研究課題/領域番号 |
10670637
|
研究機関 | 富山医科薬科大学 |
研究代表者 |
井上 博 富山医科薬科大学, 医学部, 教授 (60151619)
|
研究分担者 |
平井 忠和 富山医科薬科大学, 附属病院, 助手 (10303215)
能澤 孝 富山医科薬科大学, 医学部, 助手 (00180737)
|
キーワード | 心筋梗塞 / 心不全 / 交感神経 / 腎臓 / ラット |
研究概要 |
心不全における交感神経系やレニン-アンジオテンシン系の賦活化が心臓の再構築(リモデリング)を助長し、心不全の進展をもたらす。我々の検討においても、心臓交感神経機能の亢進と、それに続く交感神経終末における機能異常が心筋細胞間隙のノルエピネフリン濃度を増加し、β受容体数の低下などの交感神経シグナル伝達における障害をもたらすことが明らかになった(Circulation 1998;97:2359-2367)。 ラット心筋梗塞後心不全においては心臓、腎臓における交感神経活性が亢進し、左室拡張末期圧の上昇と左室拡大が生じ、腎臓におけるナトリウム排泄能の低下が認められた。心筋梗塞の直前に外科的およびフェノール塗布による腎交感神経の除神経をおこなうと、慢性期(4週後)においても腎におけるノルエビネフリンは枯渇し持続的な除神経が確認された。

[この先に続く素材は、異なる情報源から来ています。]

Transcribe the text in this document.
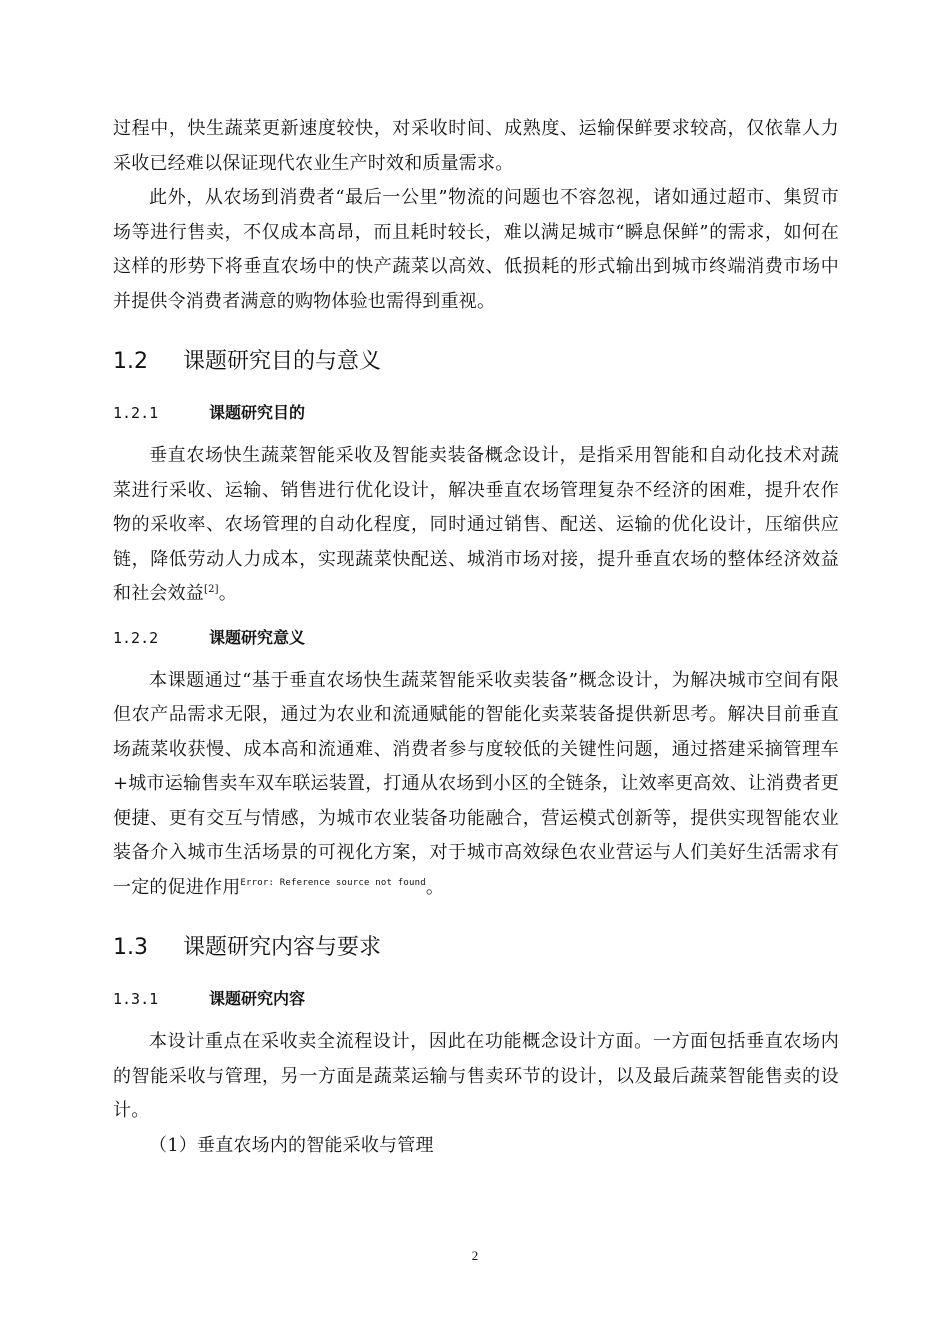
过程中，快生蔬菜更新速度较快，对采收时间、成熟度、运输保鲜要求较高，仅依靠人力采收已经难以保证现代农业生产时效和质量需求。

此外，从农场到消费者“最后一公里”物流的问题也不容忽视，诸如通过超市、集贸市场等进行售卖，不仅成本高昂，而且耗时较长，难以满足城市“瞬息保鲜”的需求，如何在这样的形势下将垂直农场中的快产蔬菜以高效、低损耗的形式输出到城市终端消费市场中并提供令消费者满意的购物体验也需得到重视。

1.2 课题研究目的与意义
1.2.1	课题研究目的

垂直农场快生蔬菜智能采收及智能卖装备概念设计，是指采用智能和自动化技术对蔬菜进行采收、运输、销售进行优化设计，解决垂直农场管理复杂不经济的困难，提升农作物的采收率、农场管理的自动化程度，同时通过销售、配送、运输的优化设计，压缩供应链，降低劳动人力成本，实现蔬菜快配送、城消市场对接，提升垂直农场的整体经济效益和社会效益[2]。

1.2.2	课题研究意义

本课题通过“基于垂直农场快生蔬菜智能采收卖装备”概念设计，为解决城市空间有限但农产品需求无限，通过为农业和流通赋能的智能化卖菜装备提供新思考。解决目前垂直场蔬菜收获慢、成本高和流通难、消费者参与度较低的关键性问题，通过搭建采摘管理车+城市运输售卖车双车联运装置，打通从农场到小区的全链条，让效率更高效、让消费者更便捷、更有交互与情感，为城市农业装备功能融合，营运模式创新等，提供实现智能农业装备介入城市生活场景的可视化方案，对于城市高效绿色农业营运与人们美好生活需求有一定的促进作用$^{Error: Reference source not found}$。

1.3 课题研究内容与要求
1.3.1	课题研究内容

本设计重点在采收卖全流程设计，因此在功能概念设计方面。一方面包括垂直农场内的智能采收与管理，另一方面是蔬菜运输与售卖环节的设计，以及最后蔬菜智能售卖的设计。

（1）垂直农场内的智能采收与管理

2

長期間の除神経により尿中ナトリウム排泄が増加し、左室拡張末期圧の低下と左室収縮および拡張能が改善し、心筋梗塞後の左室拡大を有意に抑制した。冠動脈結紮を行わなかったラットにおいては、腎交感神経を除神経しても尿中ナトリウム排泄や左室機能には影響しなかった(Circulation 1998;98:I.553)。以上より、慢性心不全における腎交感神経の賦活化は、少なくとも一部、ナトリウム排泄能の低下を介して左室拡大を伴う心不全の進展に関与すると考えられる。それ故、心不全における賦活化した交感神経活性を長期間抑制することにより、心不全のさらなる進展を抑制できる可能性が示唆される。